Nude photo suspect freed after Hong Kong outcry

Fri Feb 15, 5:23 AM ET

HONG KONG (Reuters) - A jobless Hong Kong man, detained for weeks and denied bail in the city's nude celebrity photo scandal was released on Friday following a public outcry that he was unfairly victimized by police.


 

Chung Yik-tin, 29, was arrested and detained in late January after police raided his home and accused him of publishing an obscene photograph, one of hundreds, of top city celebrity Edison Chen nude in bed with a string of prominent starlets.

But a Hong Kong court on Friday decided to drop the obscene publication charge against Chung and release him, following the reclassification of the photograph by the Obscene Articles Tribunal as "indecent" -- a lesser offence.
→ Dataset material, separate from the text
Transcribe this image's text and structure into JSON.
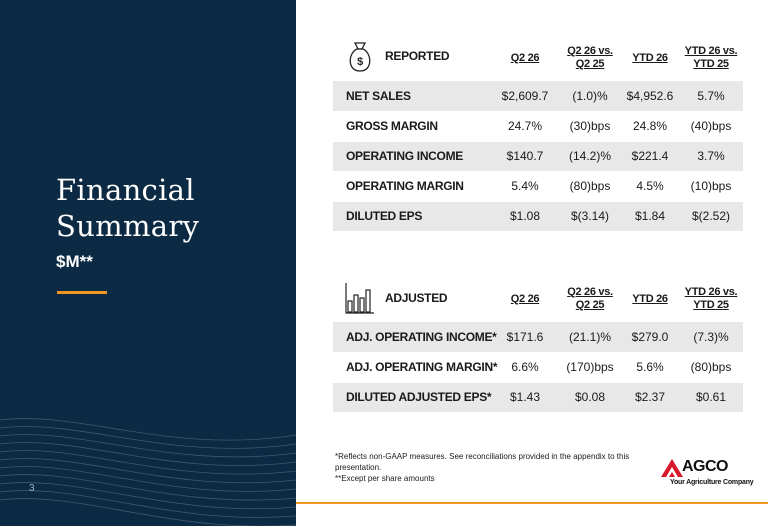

Chung's detention without bail, over the Lunar New Year break, provoked protests from Internet activists who said he was unfairly singled out by police and was a victim of excessive police enforcement.

But the police denied any wrongdoing.

"I am very clear that we had sufficient evidence and in a legal sense, our actions were correct," assistant police commissioner Vincent Wong Fook-chuen told reporters afterwards.

"We followed regular procedures so I don't think we did anything wrong, it was just that there were different views on whether the photograph was indecent or obscene," Wong added.

Chung, dodged a media scrum outside the courthouse and left without making a comment.

To date, a territory-wide police investigation has led to nine arrests including Chung and several staff of a computer shop where over 1,300 obscene images were stolen from Edison Chen's laptop computer while it was being serviced, police said.

Tabloid newspaper in star-obsessed Hong Kong have devoted blanket coverage to the scandal, which has seemingly snared at least six stars including actress Cecilia Chung, singer Gillian Chung, Hollywood actress Maggie Q and Taiwan's Jolin Tsai.

Besides igniting debate about sexual morality, with schoolchildren among those spreading the images -- the police crackdown has sparked fears of Web censorship and a curtailing of Internet privacy rights.

"The police were a bit panicked two weeks ago, and they felt the pressure or the concern of the public," said James To, a legislator and deputy Chairman of the legislative council's Security panel.

"They wanted to silence the whole internet community, so therefore they just picked out one person (Chung) to be the scapegoat to prosecute ... to deter other people from further distributing the articles," To added.

Chen, the Canadian-born rap singer and actor, will give a press conference on Sunday in Hong Kong, the Apple Daily newspaper reported.